Radical nephrectomy as preached by Robson and practised religiously by the late professor
Guliani does not have many other avid followers. Most urologists in real life have their
own variations of radical nephrectomy. It would appear that Guliani's results are a shade
better than the rest of the world (his protege presented his work at the SIU in Sydney in
?1993 - very forgetful, I attended that one). I am not suggesting that we do not do our
radical nephrectomies in a standard manner. I think the minimum is (i.e. if we are going
for radical) Everything within Gerota's fascia and the entire pedicle tissue at the base
of the left renal artery or right renal vein.

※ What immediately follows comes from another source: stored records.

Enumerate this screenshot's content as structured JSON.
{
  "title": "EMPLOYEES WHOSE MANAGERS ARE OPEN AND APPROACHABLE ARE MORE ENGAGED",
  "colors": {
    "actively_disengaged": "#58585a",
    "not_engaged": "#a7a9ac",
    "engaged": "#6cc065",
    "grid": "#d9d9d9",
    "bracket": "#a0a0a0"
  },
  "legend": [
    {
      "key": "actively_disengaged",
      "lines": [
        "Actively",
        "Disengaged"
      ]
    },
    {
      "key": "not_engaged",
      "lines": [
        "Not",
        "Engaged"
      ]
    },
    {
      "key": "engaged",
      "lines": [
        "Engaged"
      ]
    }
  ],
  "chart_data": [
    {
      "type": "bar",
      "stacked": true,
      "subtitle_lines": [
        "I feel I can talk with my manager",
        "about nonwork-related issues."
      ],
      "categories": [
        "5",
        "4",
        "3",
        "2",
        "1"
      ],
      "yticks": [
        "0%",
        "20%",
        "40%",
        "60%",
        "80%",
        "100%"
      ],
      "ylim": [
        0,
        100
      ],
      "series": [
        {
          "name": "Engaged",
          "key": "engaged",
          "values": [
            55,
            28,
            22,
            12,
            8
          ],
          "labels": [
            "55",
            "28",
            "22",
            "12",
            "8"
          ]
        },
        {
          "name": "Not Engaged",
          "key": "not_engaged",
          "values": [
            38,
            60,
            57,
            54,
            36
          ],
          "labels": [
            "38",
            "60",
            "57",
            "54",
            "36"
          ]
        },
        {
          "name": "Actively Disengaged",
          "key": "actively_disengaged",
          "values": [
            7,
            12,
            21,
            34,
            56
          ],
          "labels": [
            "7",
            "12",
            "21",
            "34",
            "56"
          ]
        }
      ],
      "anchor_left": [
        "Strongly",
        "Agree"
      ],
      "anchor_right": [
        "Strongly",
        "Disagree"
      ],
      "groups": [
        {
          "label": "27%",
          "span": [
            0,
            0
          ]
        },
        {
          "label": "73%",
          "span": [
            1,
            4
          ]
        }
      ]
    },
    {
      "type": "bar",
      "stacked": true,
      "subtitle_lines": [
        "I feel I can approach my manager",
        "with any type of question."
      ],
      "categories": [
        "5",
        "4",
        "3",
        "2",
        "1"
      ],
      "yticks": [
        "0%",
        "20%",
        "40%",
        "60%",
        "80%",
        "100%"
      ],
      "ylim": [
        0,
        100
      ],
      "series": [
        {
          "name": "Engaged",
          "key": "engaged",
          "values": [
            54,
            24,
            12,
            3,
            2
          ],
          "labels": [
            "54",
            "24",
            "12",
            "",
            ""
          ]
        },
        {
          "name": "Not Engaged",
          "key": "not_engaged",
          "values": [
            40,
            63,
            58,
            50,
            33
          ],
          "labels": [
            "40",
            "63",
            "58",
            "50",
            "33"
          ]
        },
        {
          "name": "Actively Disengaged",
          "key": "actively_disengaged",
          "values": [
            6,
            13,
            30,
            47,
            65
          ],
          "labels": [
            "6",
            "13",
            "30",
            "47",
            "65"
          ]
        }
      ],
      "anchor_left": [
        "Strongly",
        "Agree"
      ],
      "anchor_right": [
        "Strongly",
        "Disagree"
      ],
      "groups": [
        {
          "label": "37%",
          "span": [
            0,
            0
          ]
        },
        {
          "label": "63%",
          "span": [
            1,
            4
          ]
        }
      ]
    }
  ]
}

Personally, I do a very clean dissection on
the right side because it is easier! I actually clean the cava except for the aortocaval
groove! The point which has really stimulated me is why all this bother if parenchymal
saving surgery is showing the same results? Perhaps the number of parenchymal saving
surgeries are inadequate to gauge long term results considering the great biological
variation of renal tumours, and also the early parenchymal saving surgery were all done
for small tumours. Still!!
I think you attitude towards this discussion board is both healthy and desirable. We are
all here to learn and that is necessary for our entire practising life! I have enjoyed
these discussions very much and just wish more would join in. Sometimes I just refrain
from responding for obvious reasons - some out there may be thinking that Chit Sin, you
and I are trying to dominate this board!!